The Moroccan-born Mr. Charkaoui was arrested in 2003, but released under strict conditions two years later. The Canadian Security Intelligence Service alleges that he has ties to al-Qaeda and attended a terror-training camp in Afghanistan in 1998.

In a declassified summary of evidence filed against Mr. Charkaoui last week, CSIS portrayed him as a violent, short-tempered man who expressed radical Islamic views and mused about taking over a commercial plane. The summary suggests that he was under surveillance as early as 1999. Without revealing its sources, CSIS alleged, for example, that he once beat up an employee at his pizzeria and laughed as he recalled watching a show on the Al Jazeera network that spoke of bombing American and Jewish targets.
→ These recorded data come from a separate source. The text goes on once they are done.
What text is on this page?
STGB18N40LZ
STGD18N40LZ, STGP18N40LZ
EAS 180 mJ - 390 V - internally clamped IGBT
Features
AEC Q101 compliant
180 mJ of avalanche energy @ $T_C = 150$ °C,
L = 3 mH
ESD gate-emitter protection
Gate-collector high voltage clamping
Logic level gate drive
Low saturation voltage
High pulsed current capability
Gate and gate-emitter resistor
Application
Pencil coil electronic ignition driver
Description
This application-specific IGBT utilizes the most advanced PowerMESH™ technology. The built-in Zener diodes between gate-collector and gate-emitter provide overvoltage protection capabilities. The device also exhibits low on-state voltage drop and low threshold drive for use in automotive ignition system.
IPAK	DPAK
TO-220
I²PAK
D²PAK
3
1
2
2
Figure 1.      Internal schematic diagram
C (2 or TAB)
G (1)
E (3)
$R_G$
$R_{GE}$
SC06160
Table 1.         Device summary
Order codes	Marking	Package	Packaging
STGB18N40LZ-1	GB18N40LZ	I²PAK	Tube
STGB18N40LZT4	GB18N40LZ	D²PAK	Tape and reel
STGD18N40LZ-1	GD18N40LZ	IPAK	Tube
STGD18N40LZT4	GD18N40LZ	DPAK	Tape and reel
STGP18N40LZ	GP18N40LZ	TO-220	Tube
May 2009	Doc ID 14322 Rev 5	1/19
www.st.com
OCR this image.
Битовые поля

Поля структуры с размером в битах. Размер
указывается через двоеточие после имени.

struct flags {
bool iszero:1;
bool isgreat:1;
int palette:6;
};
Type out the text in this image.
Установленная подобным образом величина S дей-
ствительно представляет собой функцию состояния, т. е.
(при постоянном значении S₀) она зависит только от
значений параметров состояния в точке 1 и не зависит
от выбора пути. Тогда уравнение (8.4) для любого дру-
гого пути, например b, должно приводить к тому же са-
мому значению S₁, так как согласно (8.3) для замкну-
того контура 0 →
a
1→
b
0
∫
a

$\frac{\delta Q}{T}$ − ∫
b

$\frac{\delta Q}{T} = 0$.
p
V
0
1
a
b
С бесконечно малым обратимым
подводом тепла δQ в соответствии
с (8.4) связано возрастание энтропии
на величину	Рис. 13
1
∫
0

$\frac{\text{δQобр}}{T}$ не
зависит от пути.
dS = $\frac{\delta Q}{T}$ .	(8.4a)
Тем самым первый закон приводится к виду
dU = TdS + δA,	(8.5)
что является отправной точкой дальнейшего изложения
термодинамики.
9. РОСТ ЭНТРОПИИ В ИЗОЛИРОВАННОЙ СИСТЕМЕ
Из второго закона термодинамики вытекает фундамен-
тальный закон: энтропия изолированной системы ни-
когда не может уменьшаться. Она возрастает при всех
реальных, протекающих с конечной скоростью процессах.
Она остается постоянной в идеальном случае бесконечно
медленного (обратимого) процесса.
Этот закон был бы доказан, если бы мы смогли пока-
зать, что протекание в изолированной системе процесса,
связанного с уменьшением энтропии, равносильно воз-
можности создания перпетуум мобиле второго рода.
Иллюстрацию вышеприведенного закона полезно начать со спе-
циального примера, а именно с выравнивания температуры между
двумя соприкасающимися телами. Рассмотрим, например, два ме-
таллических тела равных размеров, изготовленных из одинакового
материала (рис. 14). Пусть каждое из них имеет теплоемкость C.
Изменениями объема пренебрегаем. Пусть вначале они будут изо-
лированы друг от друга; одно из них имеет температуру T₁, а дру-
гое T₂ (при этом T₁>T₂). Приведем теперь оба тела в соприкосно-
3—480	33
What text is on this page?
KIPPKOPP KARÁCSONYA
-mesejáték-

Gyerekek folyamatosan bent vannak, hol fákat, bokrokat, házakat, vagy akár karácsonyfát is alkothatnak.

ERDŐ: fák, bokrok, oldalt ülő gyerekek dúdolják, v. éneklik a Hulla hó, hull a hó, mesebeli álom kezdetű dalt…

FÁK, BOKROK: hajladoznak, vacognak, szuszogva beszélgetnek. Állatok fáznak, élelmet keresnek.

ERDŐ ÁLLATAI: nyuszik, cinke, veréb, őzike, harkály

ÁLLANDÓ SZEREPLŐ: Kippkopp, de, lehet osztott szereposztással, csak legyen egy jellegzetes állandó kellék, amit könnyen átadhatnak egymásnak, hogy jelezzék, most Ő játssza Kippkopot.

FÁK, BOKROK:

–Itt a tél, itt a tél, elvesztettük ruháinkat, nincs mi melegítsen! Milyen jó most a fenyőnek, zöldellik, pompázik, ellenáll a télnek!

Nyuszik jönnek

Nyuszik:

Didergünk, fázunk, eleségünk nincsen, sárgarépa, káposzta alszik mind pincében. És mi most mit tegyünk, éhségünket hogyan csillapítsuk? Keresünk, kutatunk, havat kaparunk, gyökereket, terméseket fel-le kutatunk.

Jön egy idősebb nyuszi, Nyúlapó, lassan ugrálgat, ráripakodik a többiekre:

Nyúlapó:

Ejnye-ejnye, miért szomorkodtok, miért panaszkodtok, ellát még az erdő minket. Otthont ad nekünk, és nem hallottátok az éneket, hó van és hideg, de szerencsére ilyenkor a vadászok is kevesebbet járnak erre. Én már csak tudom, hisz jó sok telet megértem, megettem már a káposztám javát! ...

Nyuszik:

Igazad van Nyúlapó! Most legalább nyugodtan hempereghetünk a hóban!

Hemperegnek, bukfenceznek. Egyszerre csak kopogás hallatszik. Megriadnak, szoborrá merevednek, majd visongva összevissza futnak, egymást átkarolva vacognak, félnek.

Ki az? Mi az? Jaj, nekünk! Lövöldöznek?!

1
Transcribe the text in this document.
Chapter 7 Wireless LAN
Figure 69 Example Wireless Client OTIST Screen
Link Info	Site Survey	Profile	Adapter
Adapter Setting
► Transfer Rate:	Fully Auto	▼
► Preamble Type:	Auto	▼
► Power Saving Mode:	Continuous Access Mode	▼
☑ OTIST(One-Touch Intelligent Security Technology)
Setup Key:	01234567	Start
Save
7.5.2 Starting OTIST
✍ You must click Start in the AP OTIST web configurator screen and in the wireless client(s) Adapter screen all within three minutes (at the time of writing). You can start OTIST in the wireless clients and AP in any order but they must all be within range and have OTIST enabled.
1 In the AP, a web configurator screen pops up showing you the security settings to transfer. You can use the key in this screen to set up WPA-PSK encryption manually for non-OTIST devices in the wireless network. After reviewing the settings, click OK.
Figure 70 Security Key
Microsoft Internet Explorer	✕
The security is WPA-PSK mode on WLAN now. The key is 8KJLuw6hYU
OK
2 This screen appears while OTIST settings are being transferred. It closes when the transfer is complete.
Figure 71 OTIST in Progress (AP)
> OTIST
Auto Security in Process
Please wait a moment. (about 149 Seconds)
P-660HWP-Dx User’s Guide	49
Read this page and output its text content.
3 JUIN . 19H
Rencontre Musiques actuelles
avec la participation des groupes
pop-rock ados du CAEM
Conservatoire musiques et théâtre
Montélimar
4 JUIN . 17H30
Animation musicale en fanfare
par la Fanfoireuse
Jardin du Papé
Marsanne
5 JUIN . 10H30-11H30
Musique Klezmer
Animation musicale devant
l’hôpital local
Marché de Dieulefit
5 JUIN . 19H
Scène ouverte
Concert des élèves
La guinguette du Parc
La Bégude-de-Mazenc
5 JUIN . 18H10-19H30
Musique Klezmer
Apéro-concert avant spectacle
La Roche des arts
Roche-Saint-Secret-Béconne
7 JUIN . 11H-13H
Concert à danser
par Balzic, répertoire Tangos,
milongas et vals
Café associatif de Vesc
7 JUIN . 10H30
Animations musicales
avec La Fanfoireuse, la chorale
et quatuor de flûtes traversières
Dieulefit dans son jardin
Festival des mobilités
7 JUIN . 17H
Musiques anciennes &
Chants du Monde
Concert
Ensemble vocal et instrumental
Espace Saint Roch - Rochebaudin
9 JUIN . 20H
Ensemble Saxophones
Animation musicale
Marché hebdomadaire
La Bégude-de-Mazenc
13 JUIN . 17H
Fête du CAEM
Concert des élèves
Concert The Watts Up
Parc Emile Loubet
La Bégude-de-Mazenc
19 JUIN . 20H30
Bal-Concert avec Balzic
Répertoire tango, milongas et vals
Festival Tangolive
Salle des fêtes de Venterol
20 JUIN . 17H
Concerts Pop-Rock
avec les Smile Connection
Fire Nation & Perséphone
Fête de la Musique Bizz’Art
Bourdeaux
The additional declassified evidence might provide leads that would help identify witnesses who could eventually be cross-examined, said another of Mr. Charkaoui’s lawyers, Dominique Larochelle. Mr. Charkaoui and his legal team expressed satisfaction that the evidence no longer mentioned as a source of the allegations against him the suspected al-Qaeda trainer Abu Zubaydah. Mr. Zubaydah, a Guantanamo Bay detainee, had been subjected to harsh treatment such as “waterboarding,” where water is poured over the suspect’s plastic-film-wrapped head to induce a feeling of drowning.

The new security certificate law no longer allows evidence collected through “cruel, inhuman or degrading treatment.”